Ms. Szabo: I think that what we benefited from really was that I was thinking about a very complex set of problems that are inherent to the downstream petroleum industry. The have very complex applications that need data, so they can run these complex simulations and everything. They need data from the market, the refinery, prices and volumes, and all these come from totally different applications. This is a problem I had been struggling with for 10 years maybe before we decided to go INAUDIBLE to build the product. I think it is a different perspective on what the problem is that allowed us to come up with it. Today, if any big company or not so big company is struggling with the problem of integration and if you just need a piece of information to get it to them and get it on a list four months down the road to be able to find out a particular kind of information that they want to start and analyze, it is a huge impediment to the operation of the company. If you cannot find out information quickly and if it takes highly trained, very expensive teams of people months to make one change, you are not agile. Everything is about agility. The agile companies are the ones that are going to win. It is a competitive advantage, and that is what our customers see INAUDIBLE. They can shed all of these resources that require hundreds of hours of training before they can write a little script to do a small thing. You can take much more general knowledge programmers and even database analysts and build very sophisticated infrastructure.
CEOCFO: What might be different a year or two down to road for Stone Bond Technologies?

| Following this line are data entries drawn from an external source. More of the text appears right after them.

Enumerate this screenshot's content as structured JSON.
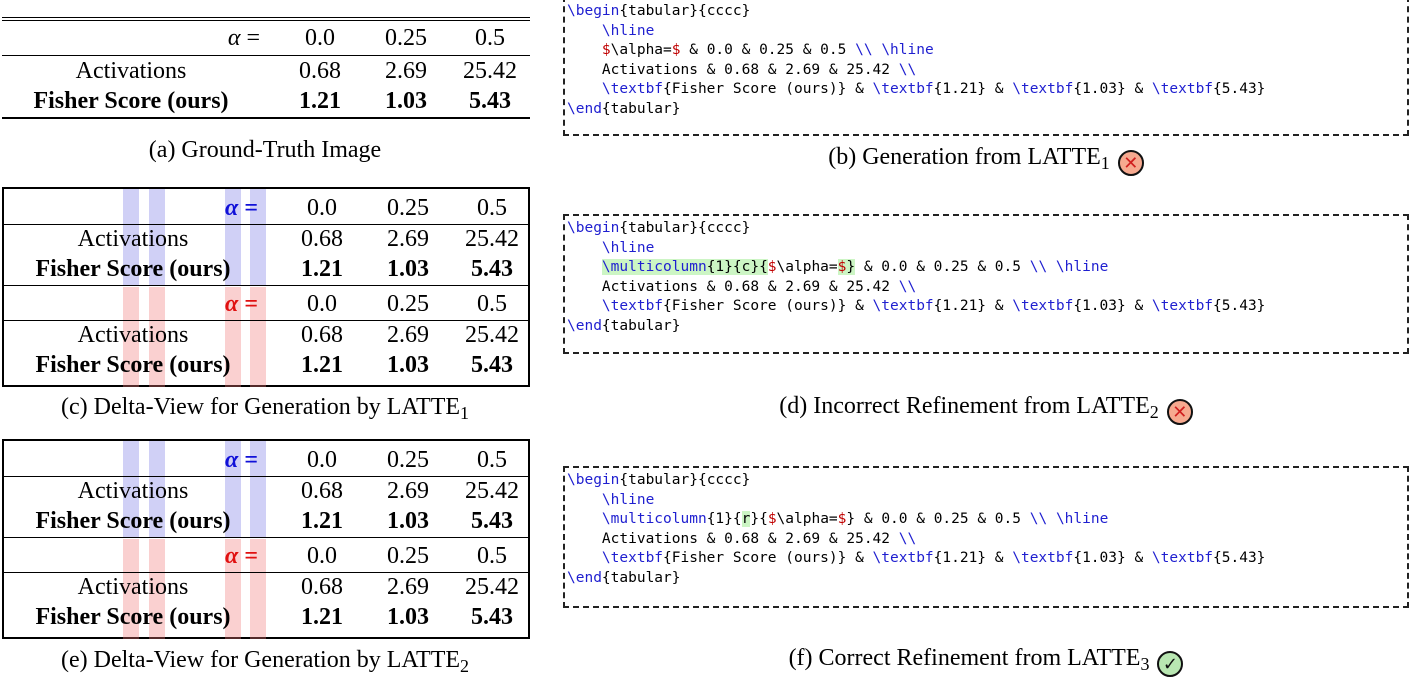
{
  "table_headers": {
    "alpha_label": "α =",
    "cols": [
      "0.0",
      "0.25",
      "0.5"
    ]
  },
  "rows": {
    "activations": {
      "label": "Activations",
      "values": [
        "0.68",
        "2.69",
        "25.42"
      ]
    },
    "fisher": {
      "label": "Fisher Score (ours)",
      "values": [
        "1.21",
        "1.03",
        "5.43"
      ]
    }
  },
  "captions": {
    "a": "(a) Ground-Truth Image",
    "b_main": "(b) Generation from LATTE",
    "b_sub": "1",
    "c_main": "(c) Delta-View for Generation by LATTE",
    "c_sub": "1",
    "d_main": "(d) Incorrect Refinement from LATTE",
    "d_sub": "2",
    "e_main": "(e) Delta-View for Generation by LATTE",
    "e_sub": "2",
    "f_main": "(f) Correct Refinement from LATTE",
    "f_sub": "3"
  },
  "code": {
    "begin_kw": "\\begin",
    "begin_arg": "{tabular}{cccc}",
    "hline": "\\hline",
    "activations_line": "Activations & 0.68 & 2.69 & 25.42 ",
    "newline": "\\\\",
    "textbf": "\\textbf",
    "fisher_arg": "{Fisher Score (ours)} & ",
    "v1": "{1.21} & ",
    "v2": "{1.03} & ",
    "v3": "{5.43}",
    "end_kw": "\\end",
    "end_arg": "{tabular}",
    "alpha_dollar": "$",
    "alpha_cmd": "\\alpha=",
    "header_rest": " & 0.0 & 0.25 & 0.5 ",
    "multicolumn": "\\multicolumn",
    "mc_args_c": "{1}{c}{",
    "mc_args_r_pre": "{1}{",
    "mc_args_r_mid": "r",
    "mc_args_r_post": "}{",
    "close_brace": "}"
  },
  "badges": {
    "wrong_icon": "x-circle-icon",
    "right_icon": "check-circle-icon",
    "wrong_glyph": "✕",
    "right_glyph": "✓"
  },
  "colors": {
    "blue_highlight": "#1010d8",
    "red_highlight": "#e01010",
    "diff_green": "#ccf5c4"
  }
}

Ms. Szabo: We are on a roll now, so I think there are going to be many things different. The growth of acceptance and sales of the product show that it is a good thing it is an off the shelf product because we do not have to customize for anybody. We would be having trouble keeping up. With the product itself, we have many exciting things that we are working on with it. For example. If you have heard of master data management, what our product does is a framework that one could call master data management, but we need to add a few management screens to it and so forth to leverage that aspect of it. If you think about a big company, if you were able to traverse this metadata stack that we have, you could actually make a screen that showed all of the data throughout the company, the flow that it goes through and how fast it is moving now, and you could have a very nice video game type thing. There is no way you could do that now in most companies because they do not have the data that just actually flows straight through where it needs to be. It stops at many places along the way, sits there, rests a little bit and has a drink of water.